Car damaged in attack
Car damaged in attack Rabbi Itamar Liberman

The dean of a yeshiva high school in the town of Hashmonaim in western Samaria near Modiin was attacked by a group of Arab stone-throwers Monday morning.

Rabbi Itamar Liberman, the dean of Ner Tamid yeshiva for high school-aged students in Hashmonaim was his way to the school from his home in Beit El Monday morning when his car was suddenly pelted by stones thrown by local Arabs near the Israeli town of Neve Tzuf in western Samaria.

The windshield of the car was smashed, and Rabbi Liberman temporarily lost control of the vehicle during the attack.

“I got a big ‘shakeup’ this morning,” Rabbi Liberman told Arutz Sheva. “My [front] window was smashed, and the car was swinging [out of control], but miraculously I was able to turn the steering wheel back and continue to drive on to the checkpoint [where the] soldiers were. There I reported the incident to the soldiers, to make sure that no more cars get hit.”

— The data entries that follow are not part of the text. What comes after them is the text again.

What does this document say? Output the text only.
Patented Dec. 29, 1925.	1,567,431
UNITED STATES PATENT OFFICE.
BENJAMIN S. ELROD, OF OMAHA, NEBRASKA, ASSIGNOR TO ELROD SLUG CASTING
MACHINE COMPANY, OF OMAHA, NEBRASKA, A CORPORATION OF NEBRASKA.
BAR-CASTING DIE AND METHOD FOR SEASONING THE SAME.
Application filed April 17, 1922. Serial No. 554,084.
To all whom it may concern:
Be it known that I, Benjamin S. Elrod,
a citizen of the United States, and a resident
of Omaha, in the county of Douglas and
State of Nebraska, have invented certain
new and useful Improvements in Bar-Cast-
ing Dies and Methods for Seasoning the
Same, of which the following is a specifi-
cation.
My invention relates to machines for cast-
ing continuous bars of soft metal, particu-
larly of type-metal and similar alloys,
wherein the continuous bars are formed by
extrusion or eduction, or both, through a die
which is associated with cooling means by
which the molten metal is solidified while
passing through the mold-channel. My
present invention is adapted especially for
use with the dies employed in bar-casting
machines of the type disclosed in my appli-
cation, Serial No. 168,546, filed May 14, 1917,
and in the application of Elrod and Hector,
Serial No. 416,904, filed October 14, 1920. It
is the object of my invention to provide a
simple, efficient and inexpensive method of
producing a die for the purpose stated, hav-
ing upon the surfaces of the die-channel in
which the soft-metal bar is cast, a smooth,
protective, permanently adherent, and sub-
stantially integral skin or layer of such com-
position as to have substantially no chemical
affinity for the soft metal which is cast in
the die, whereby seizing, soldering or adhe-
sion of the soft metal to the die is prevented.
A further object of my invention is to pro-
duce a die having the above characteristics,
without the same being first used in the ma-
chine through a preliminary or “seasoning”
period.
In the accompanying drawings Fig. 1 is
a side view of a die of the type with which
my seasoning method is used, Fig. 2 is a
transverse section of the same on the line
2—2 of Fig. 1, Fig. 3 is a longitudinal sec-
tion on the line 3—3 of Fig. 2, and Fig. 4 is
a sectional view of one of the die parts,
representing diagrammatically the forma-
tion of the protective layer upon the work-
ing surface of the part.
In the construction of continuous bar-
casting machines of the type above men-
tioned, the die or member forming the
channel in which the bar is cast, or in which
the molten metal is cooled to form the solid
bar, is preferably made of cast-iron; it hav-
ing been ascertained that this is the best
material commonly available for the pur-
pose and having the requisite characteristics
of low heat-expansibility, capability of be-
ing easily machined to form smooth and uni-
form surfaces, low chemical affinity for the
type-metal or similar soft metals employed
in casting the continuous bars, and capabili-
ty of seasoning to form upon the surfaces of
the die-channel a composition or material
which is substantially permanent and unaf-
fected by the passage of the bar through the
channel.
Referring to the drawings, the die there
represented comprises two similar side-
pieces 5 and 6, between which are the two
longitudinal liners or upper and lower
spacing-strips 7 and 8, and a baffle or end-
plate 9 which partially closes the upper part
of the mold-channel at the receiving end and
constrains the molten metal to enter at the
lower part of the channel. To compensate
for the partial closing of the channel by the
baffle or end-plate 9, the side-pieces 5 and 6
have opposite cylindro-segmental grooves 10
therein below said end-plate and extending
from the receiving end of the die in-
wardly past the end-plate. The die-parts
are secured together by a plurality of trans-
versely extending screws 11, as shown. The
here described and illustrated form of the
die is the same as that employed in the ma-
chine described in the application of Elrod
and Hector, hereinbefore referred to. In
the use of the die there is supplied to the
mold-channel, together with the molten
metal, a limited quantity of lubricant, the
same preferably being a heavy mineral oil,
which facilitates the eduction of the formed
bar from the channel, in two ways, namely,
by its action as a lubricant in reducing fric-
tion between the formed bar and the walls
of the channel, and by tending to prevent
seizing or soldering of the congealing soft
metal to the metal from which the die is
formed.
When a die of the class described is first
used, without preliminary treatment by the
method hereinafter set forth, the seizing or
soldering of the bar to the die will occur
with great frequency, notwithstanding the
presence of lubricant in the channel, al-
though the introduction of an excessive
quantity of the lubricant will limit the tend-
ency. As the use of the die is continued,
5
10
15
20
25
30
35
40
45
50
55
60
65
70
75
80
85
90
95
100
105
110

“From there, I continued on to the yeshiva for my morning class and the [morning] prayers. Only afterwards did I file a police complaint.”

Rabbi Liberman told Arutz Sheva that the attack is just the latest evidence of the deteriorating sense of security for Israeli residents of the Binyamin region of Samaria.

“My students who heard about the [incident] told me that recently there have been a number of protests by residents of Neve Tzuf as the security situation has deteriorated. They told me that there is a road from Neve Tzuf to Talmon and Dolev [other Israeli towns in the Binyamin district of Samaria] which had been closed to Arabs following a number of attacks, but which was reopened recently to Arabs. Residents are protesting [the decision to reopen the road to Arab traffic], and are even holding prayer vigils.”

“All morning I’ve been thinking about what the people who threw the stones were thinking. They wanted me to die, for us to be sad, to weaken us as a group, that we should be afraid to drive here, that we should be in this area less. I thank the cowardly Arab who threw the stone and by extension to the whole world; we will, God-willing, live more, be happy more, learn more, and volunteer more, and will be present here more in every sense of the word.”

Rabbi Liberman added that the stone which smashed his windshield would be used to build the next set of dormitories for the Ner Tamid yeshiva, symbolizing the cementing of the Jewish presence in the area in response to such attacks.

“We decided that the stone which was thrown at me, which is currently in my car, will become part of the foundation stone for the next dormitory.”

“Those who hoped to weaken us this morning will instead find us only strengthened. Dear Arab [stone-thrower], thanks for the ‘shakeup’.”